Народ начал суетливо тесниться, выделяя ротному местечко, но Зах, сияющий как тульский пряник, сказал, что он только на минутку; взял с блюда кусок мацы и, жуя на ходу, обошел вокруг весь стол, чтобы каждого похлопать по плечу. Дойдя до меня, он наклонился и тихо произнес: «Завтра, Зильбер, завтра. Я не забыл. Готовься».

В живот и в голову ударила волна брезгливой ярости. Этот чуждый козел без понятия вдруг держит меня, словно букашку, под своей лапой?! Я готов был перевернуть стол, заехать Заху по морде или трахнуть его по башке бутылкой с пейсеховкой.

Опустив голову, я сдержался. Злость понемногу отступила. И малознакомое мне до сих пор чувство покоя стало занимать ее место. Я почти физически ощущал, как покой вливается в заправочный бак моей души, наполняет его доверху и вот уже начинает переливаться через край. У меня закружилась голова, как перед приступом. В мгновенном ярчайшем всполохе все вдруг нашло свое объяснение. Только на этот раз я не грохнулся в обморок.

Спокойно и с достоинством я доел халявную порцию карпа, допел вместе со всеми песню о том, что жизнь — это очень узкий мост, очень узкий мост, и по-английски покинул праздник.

Палатка следопытов стояла на отшибе. Бедуины лежали вокруг костра, протянув к огню босые ноги. Я позвал Мухаммеда. Мы отошли в сторону, и я объяснил ему суть дела. Не задавая лишних вопросов, Мухаммед нацарапал на оборотной стороне моей визитки («Мартын Зильбер, все виды переводов») несколько арабских слов. Мы обнялись.

В принципе, дел у меня больше никаких не оставалось. Только вот с тобой мы не договорили, любовь моя! А знаешь что? Я все тебе напишу. Время еще есть.

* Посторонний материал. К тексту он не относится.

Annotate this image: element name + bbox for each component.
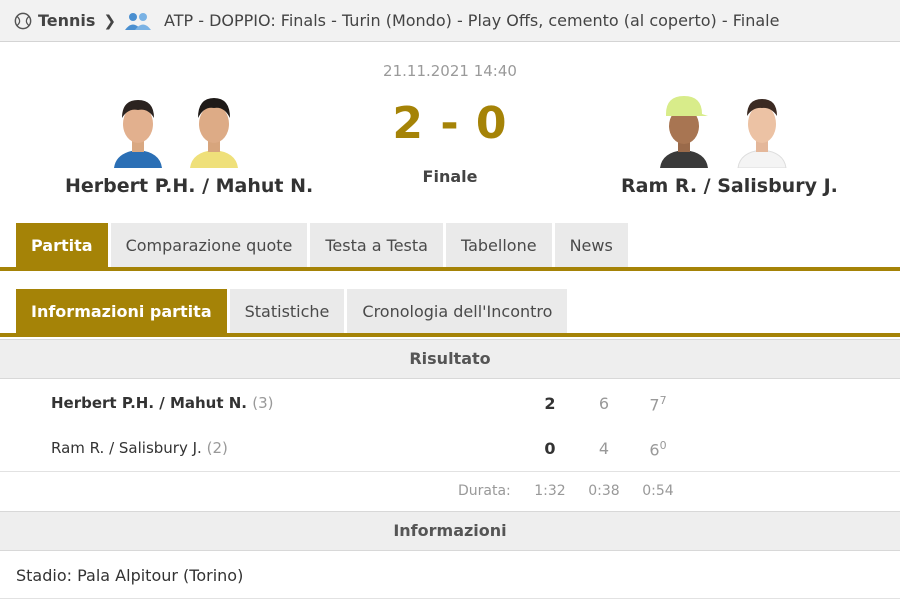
result-row-away: Ram R. / Salisbury J. (2) 0 4 60	[0, 426, 900, 470]
player-photo-mahut[interactable]	[186, 88, 242, 168]
duration-set2: 0:54	[642, 483, 674, 499]
tab-partita[interactable]: Partita	[16, 223, 108, 267]
result-row-home: Herbert P.H. / Mahut N. (3) 2 6 77	[0, 381, 900, 425]
tab-news[interactable]: News	[554, 223, 628, 267]
tab-tabellone[interactable]: Tabellone	[445, 223, 552, 267]
result-home-total: 2	[544, 394, 556, 413]
tab-comparazione-quote[interactable]: Comparazione quote	[110, 223, 308, 267]
result-divider	[0, 471, 900, 472]
sub-tabs: Informazioni partita Statistiche Cronolo…	[16, 289, 570, 333]
duration-total: 1:32	[534, 483, 566, 499]
chevron-right-icon: ❯	[103, 11, 117, 30]
result-home-set1: 6	[598, 394, 610, 413]
home-team-name[interactable]: Herbert P.H. / Mahut N.	[65, 175, 313, 197]
breadcrumb-sport-link[interactable]: Tennis	[38, 11, 95, 30]
match-status: Finale	[422, 167, 478, 186]
result-away-seed: (2)	[206, 439, 228, 457]
tab-statistiche[interactable]: Statistiche	[229, 289, 345, 333]
away-team-name[interactable]: Ram R. / Salisbury J.	[621, 175, 838, 197]
info-heading: Informazioni	[0, 511, 900, 551]
subtabs-divider	[0, 333, 900, 337]
doubles-players-icon	[125, 12, 152, 30]
match-score: 2 - 0	[392, 98, 508, 149]
duration-set1: 0:38	[588, 483, 620, 499]
result-home-seed: (3)	[252, 394, 274, 412]
player-photo-salisbury[interactable]	[734, 88, 790, 168]
result-away-set1: 4	[598, 439, 610, 458]
main-tabs: Partita Comparazione quote Testa a Testa…	[16, 223, 631, 267]
result-home-set2: 77	[649, 394, 667, 415]
tabs-divider	[0, 267, 900, 271]
stadium-info: Stadio: Pala Alpitour (Torino)	[16, 566, 244, 585]
result-heading: Risultato	[0, 339, 900, 379]
result-away-set2: 60	[649, 439, 667, 460]
result-away-name[interactable]: Ram R. / Salisbury J. (2)	[51, 439, 228, 457]
tab-testa-a-testa[interactable]: Testa a Testa	[310, 223, 443, 267]
match-datetime: 21.11.2021 14:40	[383, 62, 517, 80]
result-home-name[interactable]: Herbert P.H. / Mahut N. (3)	[51, 394, 273, 412]
breadcrumb: Tennis ❯ ATP - DOPPIO: Finals - Turin (M…	[0, 0, 900, 42]
tab-informazioni-partita[interactable]: Informazioni partita	[16, 289, 227, 333]
player-photo-herbert[interactable]	[110, 88, 166, 168]
tab-cronologia[interactable]: Cronologia dell'Incontro	[347, 289, 568, 333]
breadcrumb-league: ATP - DOPPIO: Finals - Turin (Mondo) - P…	[164, 11, 780, 30]
info-divider	[0, 598, 900, 599]
player-photo-ram[interactable]	[656, 88, 712, 168]
tennis-ball-icon	[14, 12, 32, 29]
result-away-total: 0	[544, 439, 556, 458]
duration-label: Durata:	[458, 483, 511, 499]
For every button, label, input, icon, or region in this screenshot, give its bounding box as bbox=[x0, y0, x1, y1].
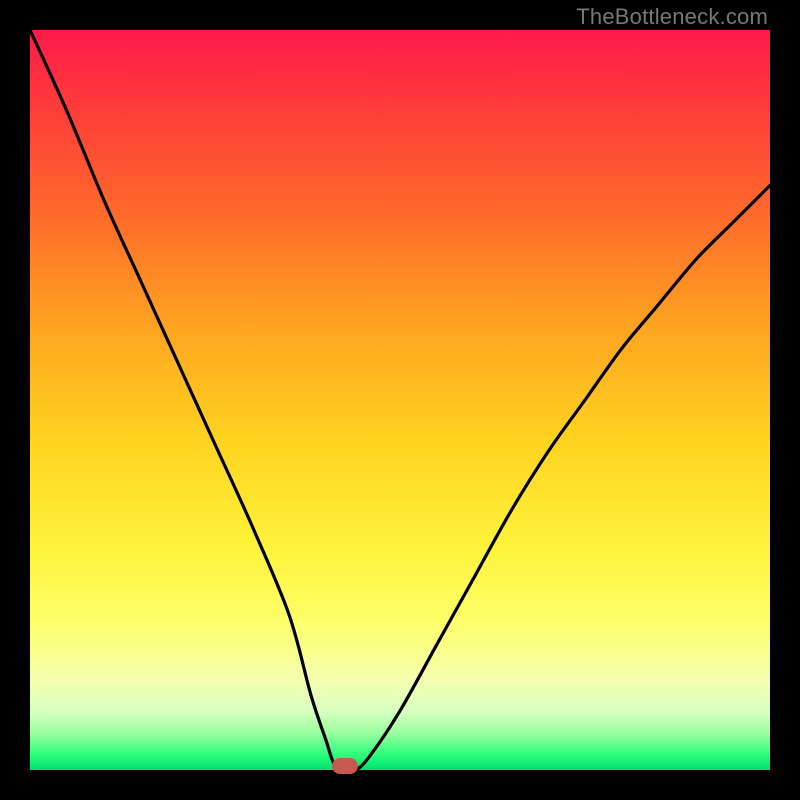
curve-layer bbox=[30, 30, 770, 770]
chart-frame: TheBottleneck.com bbox=[0, 0, 800, 800]
minimum-marker bbox=[332, 758, 358, 774]
watermark-text: TheBottleneck.com bbox=[576, 4, 768, 30]
bottleneck-curve-path bbox=[30, 30, 770, 770]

…Я дописал послание и курил, лежа на раскладушке. Праздник между тем был в самом разгаре.

Мои друзья уже закончили пить сладкое вино и перешли на бренди, разливая его под столом с неуловимой для израильского глаза сноровкой. Кроме того, под шумок праздника они перешли с иврита на родную речь. Музей русской жизни вновь развернул свою скатерть-самобранку. В нашем сегодняшнем репертуаре живая самобытная дискуссия: «Кто такой Бог: диджей или клипмейкер?»

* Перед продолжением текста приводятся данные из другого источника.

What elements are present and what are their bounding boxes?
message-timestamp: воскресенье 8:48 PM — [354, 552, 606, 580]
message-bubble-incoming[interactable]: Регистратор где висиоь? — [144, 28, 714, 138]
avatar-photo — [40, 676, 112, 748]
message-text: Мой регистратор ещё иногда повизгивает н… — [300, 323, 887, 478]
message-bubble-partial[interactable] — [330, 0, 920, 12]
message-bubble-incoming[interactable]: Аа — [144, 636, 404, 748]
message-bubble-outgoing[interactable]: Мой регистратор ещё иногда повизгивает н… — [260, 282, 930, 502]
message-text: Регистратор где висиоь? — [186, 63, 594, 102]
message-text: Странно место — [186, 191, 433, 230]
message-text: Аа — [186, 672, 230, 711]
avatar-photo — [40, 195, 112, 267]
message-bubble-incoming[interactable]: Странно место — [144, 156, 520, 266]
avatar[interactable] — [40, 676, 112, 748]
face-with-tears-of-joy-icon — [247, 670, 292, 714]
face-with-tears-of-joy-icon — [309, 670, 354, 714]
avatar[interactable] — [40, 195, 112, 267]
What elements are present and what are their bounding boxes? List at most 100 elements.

Но сегодня не я дежурю в музее. Не моя смена.

Я курю, лежа на раскладушке. Я думаю.

Будь я богат, ни за что не стал бы писать роман. Я бы лучше нанял психоаналитика. Валялся бы себе на кушетке с чашечкой кофе и кальяном и гнал телегу за телегой, не утруждаясь тем, чтобы фильтровать базар. Но мне повезло: я беден. Бедность привела меня в дворницкую. Она же сделала из меня сочинителя.

Роман мой подходит к концу. Припишу еще только эпилог, который, что греха таить от изощренного читателя, был придуман в судьбе героя заранее.